Archive for May, 2008

China

In the 1970s, my grandfather was tortured by the Chinese communists for being a “Capitalist swine”. Not that they needed any hard proof to arrest anyone at the time, but the incriminating evidence was a picture of him at the age of 4 sweated on wooden toy horse wearing clothes that were evidently too western and too colorful for the tastes of the CCCP.

As I trodded down the crowded isle the central Wuhan train station yesterday, I couldn’t help but feel extremely… bourgeois, for the lack of a better word. The stark difference in dress attire certainly contributed to that effect. As did travelling to one of my dad’s clients factories in a rather large Audi. It certainly gives off evil-capitalist-oppressing-the-lowly-proletariat vibes. For those of you not in the know, I’m currently travelling in China with my family visiting relatives, friends, ancestral graves and all that good stuff. Its been about 5 years since I last visited China but I’m amazed at how much the country has changed - The Chinese can literally rebuild an entire city faster than it takes Singapore to build a basketball court.

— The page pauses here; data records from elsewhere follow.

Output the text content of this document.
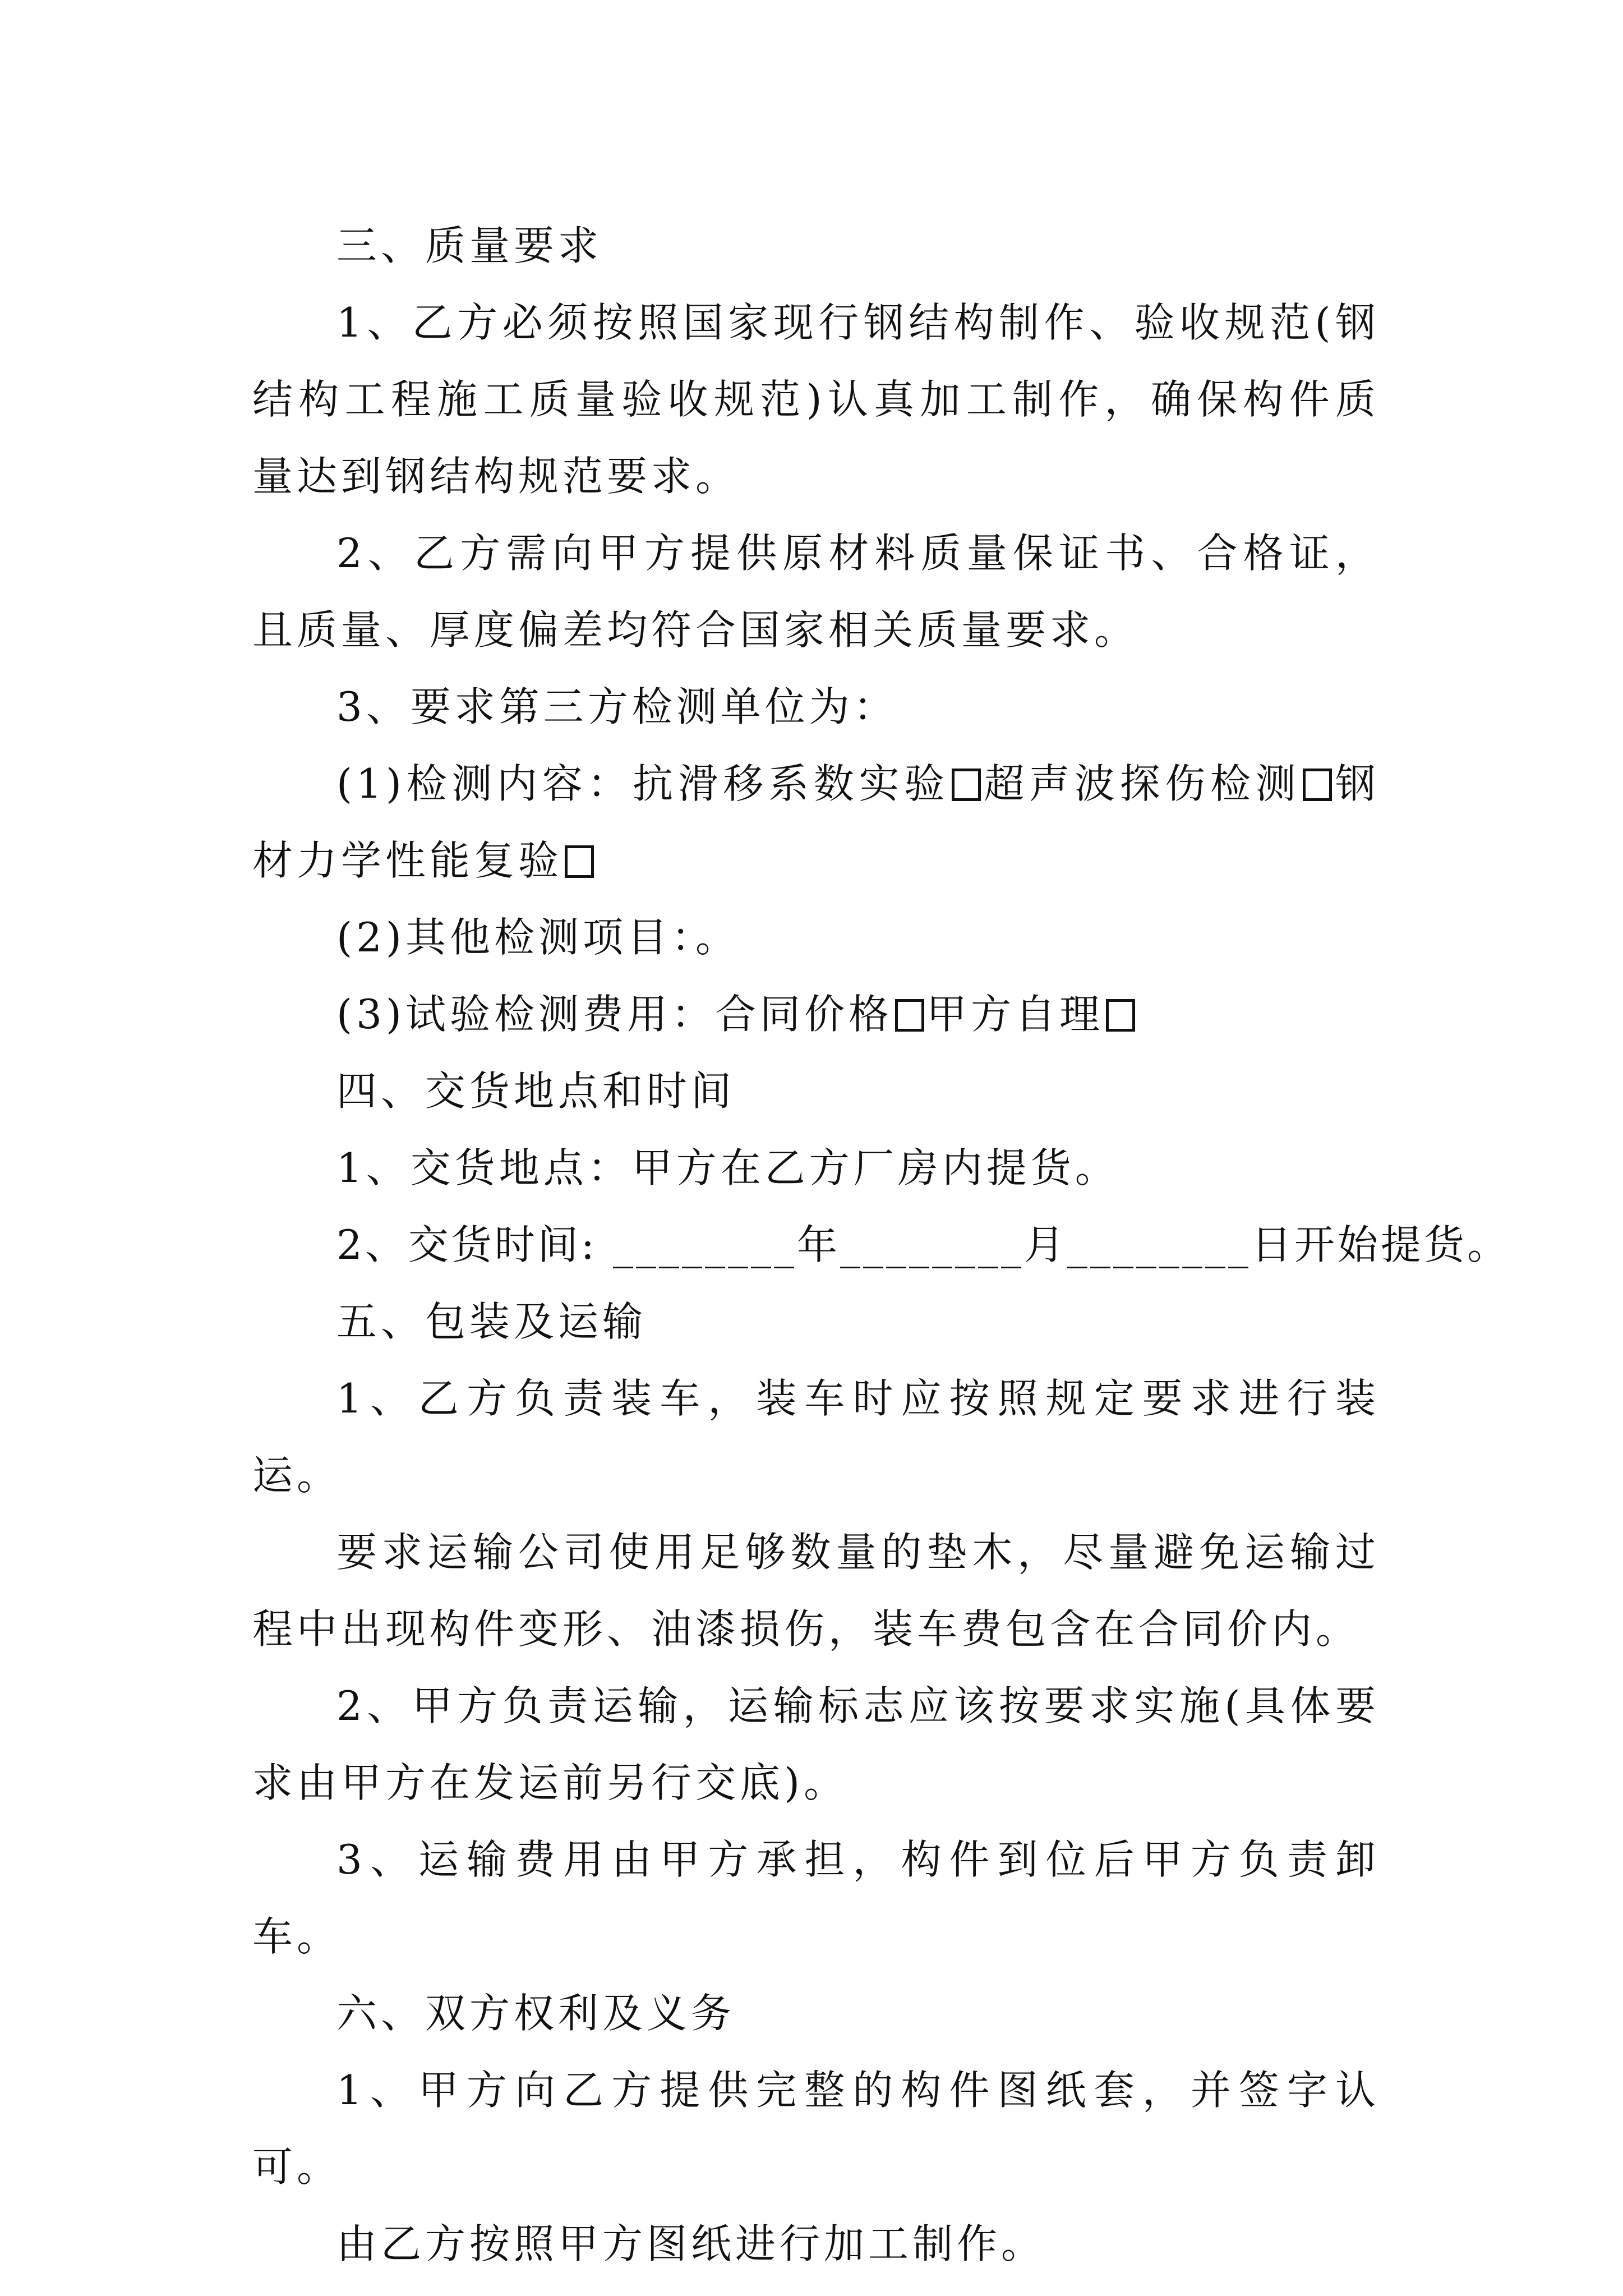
三、质量要求

1、乙方必须按照国家现行钢结构制作、验收规范(钢结构工程施工质量验收规范)认真加工制作，确保构件质量达到钢结构规范要求。

2、乙方需向甲方提供原材料质量保证书、合格证，且质量、厚度偏差均符合国家相关质量要求。

3、要求第三方检测单位为：

(1)检测内容：抗滑移系数实验 超声波探伤检测 钢材力学性能复验

(2)其他检测项目：。

(3)试验检测费用：合同价格 甲方自理

四、交货地点和时间

1、交货地点：甲方在乙方厂房内提货。

2、交货时间: ________年________月________日开始提货。

五、包装及运输

1、乙方负责装车，装车时应按照规定要求进行装运。

要求运输公司使用足够数量的垫木，尽量避免运输过程中出现构件变形、油漆损伤，装车费包含在合同价内。

2、甲方负责运输，运输标志应该按要求实施(具体要求由甲方在发运前另行交底)。

3、运输费用由甲方承担，构件到位后甲方负责卸车。

六、双方权利及义务

1、甲方向乙方提供完整的构件图纸套，并签字认可。

由乙方按照甲方图纸进行加工制作。
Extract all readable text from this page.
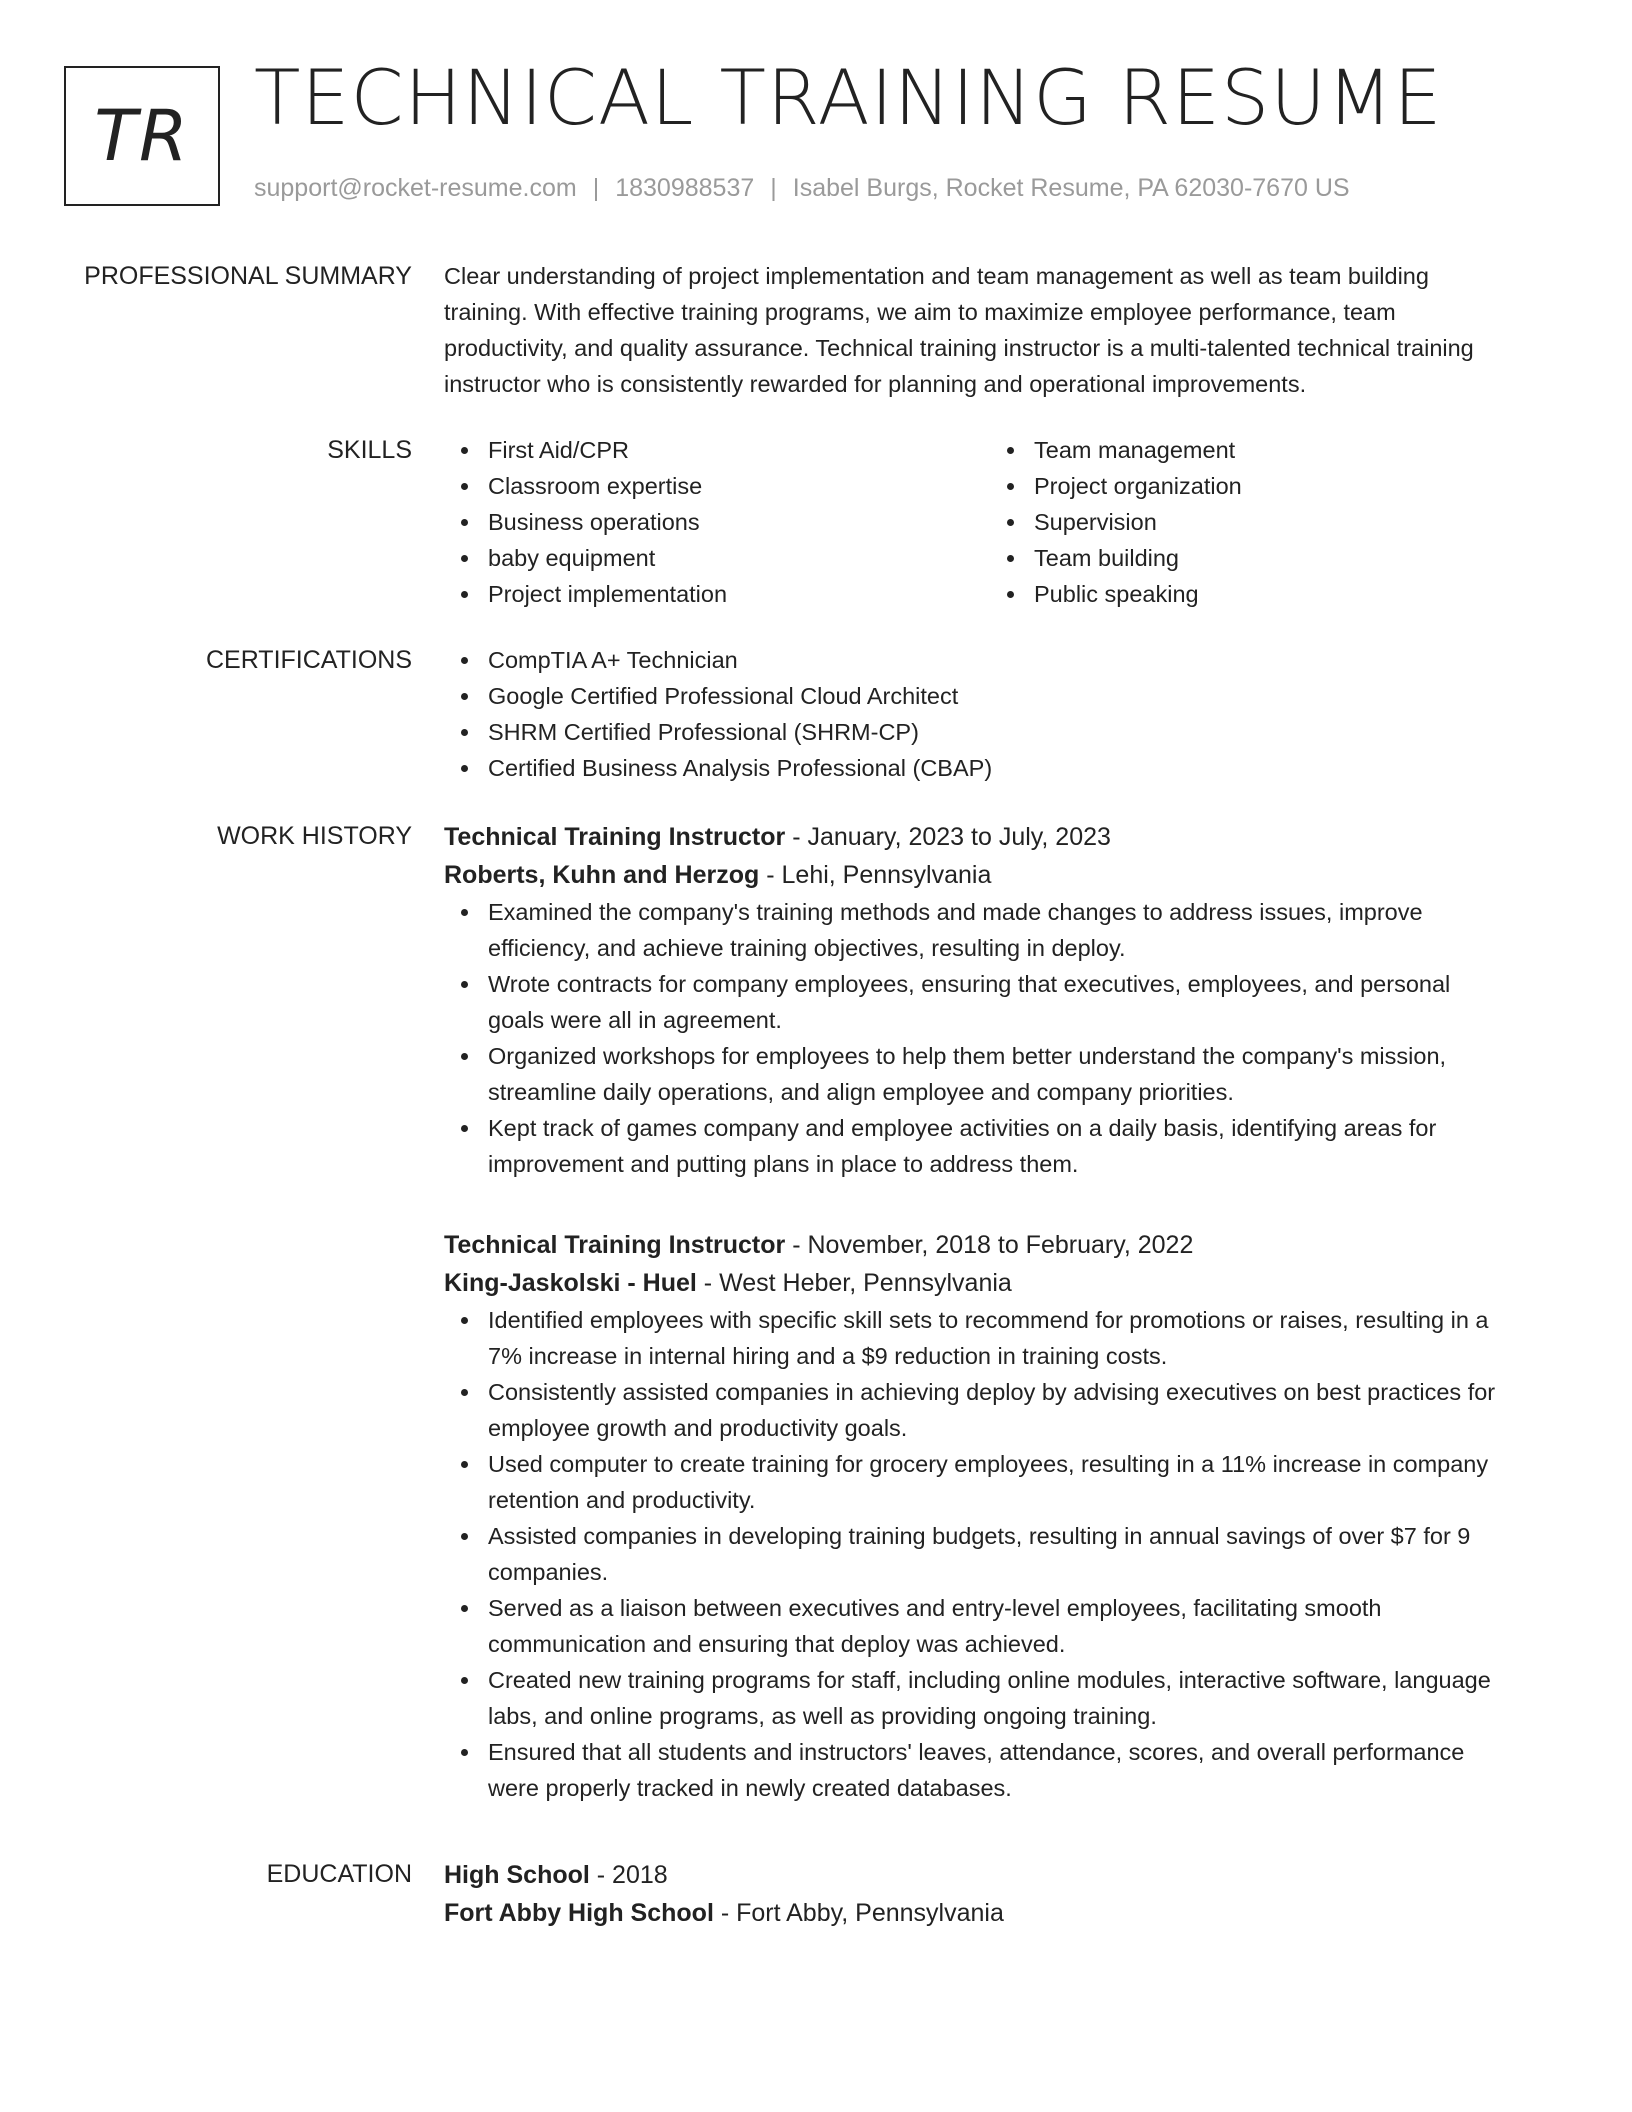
TR TECHNICAL TRAINING RESUME
support@rocket-resume.com | 1830988537 | Isabel Burgs, Rocket Resume, PA 62030-7670 US
PROFESSIONAL SUMMARY Clear understanding of project implementation and team management as well as team building

training. With effective training programs, we aim to maximize employee performance, team

productivity, and quality assurance. Technical training instructor is a multi-talented technical training

instructor who is consistently rewarded for planning and operational improvements.

SKILLS	First Aid/CPR
Classroom expertise
Business operations
baby equipment
Project implementation
Team management
Project organization
Supervision
Team building
Public speaking
CERTIFICATIONS	CompTIA A+ Technician
Google Certified Professional Cloud Architect
SHRM Certified Professional (SHRM-CP)
Certified Business Analysis Professional (CBAP)
WORK HISTORY Technical Training Instructor - January, 2023 to July, 2023
Roberts, Kuhn and Herzog - Lehi, Pennsylvania
Examined the company's training methods and made changes to address issues, improve
efficiency, and achieve training objectives, resulting in deploy.
Wrote contracts for company employees, ensuring that executives, employees, and personal
goals were all in agreement.
Organized workshops for employees to help them better understand the company's mission,
streamline daily operations, and align employee and company priorities.
Kept track of games company and employee activities on a daily basis, identifying areas for
improvement and putting plans in place to address them.
Technical Training Instructor - November, 2018 to February, 2022
King-Jaskolski - Huel - West Heber, Pennsylvania
Identified employees with specific skill sets to recommend for promotions or raises, resulting in a
7% increase in internal hiring and a $9 reduction in training costs.
Consistently assisted companies in achieving deploy by advising executives on best practices for
employee growth and productivity goals.
Used computer to create training for grocery employees, resulting in a 11% increase in company
retention and productivity.
Assisted companies in developing training budgets, resulting in annual savings of over $7 for 9
companies.
Served as a liaison between executives and entry-level employees, facilitating smooth
communication and ensuring that deploy was achieved.
Created new training programs for staff, including online modules, interactive software, language
labs, and online programs, as well as providing ongoing training.
Ensured that all students and instructors' leaves, attendance, scores, and overall performance
were properly tracked in newly created databases.
EDUCATION High School - 2018
Fort Abby High School - Fort Abby, Pennsylvania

People who haven’t visited China in recent years would find it hard to picture the scale and scope of the transformation that is taking place - Massive highways spanning the lengths of an entire continent (or lets just say hundreds of Singapores in length), state-of-the-art airports, hospitals, skyscrapers, and shopping malls so massive you’d consider them engineering marvels by their own right have all popped up like mushrooms after a bout of rain.

Its messy at times, and the dichotomy between the have and have-nots is mind-boggling to say the least. At Wuhan train station, for instance, you see migrant workers from the poorest provinces of China, beggars, charlatans peddling snake oil, vagrants all crammed together in destitute conditions. Just a gated doorway a few meters away lies another world, the first class lounge where students from previleged families play with their unlocked iPhones, businessmen in snazzy suits and their IBMs, chic chicks with all the latest fashion apparel who wouldn’t at all be out of place in Tokyo or Paris.

In spite of these problems, you get the unmistakable impression that progress is both real and unstoppable. The number of cars on the streets are increasing exponentially, not just the cheapo plebian-mobiles, we’re talking about BMWs, Audis, Jaguars, and even Cadillacs. The Chinese have just discovered their purchasing power. Business is booming, and will continue to do so in the forseeable future. And it hasn’t escaped anyone’s notice that the world’s grandest display of a market economy in action is, ironically, taking place in what is technically still a communist country.

P.S. The good news is that China has free internet (Yes, for everyone). The bad news is that its dial-up. And the worse news is that Blogspot is on its banned list, which means I can’t access most of my friends’ blogs. Good thing I have my own domain, else I wouldn’t be able to blog on the fly either.

Invictus

I don’t watch a lot of TV. What little time I spend in front of mine is usually divided evenly between National Geographic and the History Channel. Exciting, I know. In this day and age where shows like CSI, Lost, Sex and the City, and Desperate Housewives rule the airwaves people find it incredible that I don’t have the faintest clue what Carrie Bradshaw does for a living.

Its not that I don’t enjoy a bit of drama every now and then; I just can’t justify spending hundreds of cumulative hours sitting in front a box and accomplishing nothing productive. But there are a few rare exceptions. A few years ago, one of the shows that I did invest a lot of time in was a sci-fi series called Andromeda. The funny thing is Andromeda was hardly the creme de la creme of TV productions: the theme music was cheesy, the special effects (or rather lack thereof) was dire and the script was laughable. The only reason why I followed it for as long as I did was because it was easy for me to draw some parallels between the script and my somewhat tumultuous life at the time, having just been transplanted from Singapore to Kansas.

The story itself is set thousands of years in the future in an alternate universe, where a prosperous democratic alliance of planets known as the “systems commonwealth” rules the known universe. En route to a battle engagement, the Andromeda, a starship captained by the protagonist of the series, Dylan Hunt, is ambushed gets caught in the event horizon of a black hole and frozen in time. Dylan and the Andromeda emerge 300 years later, only to discover that the commonwealth has collapsed and a universe in chaos.

With the only world that he’s ever known gone and displaced in time and space, Dylan Hunt sets about the impossible task of rebuilding his beloved commonwealth single-handedly. Its tough. After all, he’s an living anachronism longing to recreate dead ideals and dreams that few people understand and even fewer care about. He clearly knows he doesn’t have a snowball’s chance in hell but he forges on anyway. The rag-tag crew of the Andromeda are wonderful companions, but they’ll never see things his way. In his heart of hearts Dylan knows he’s isn’t - and won’t ever be - where he belongs.

Somehow, I could relate to all of that.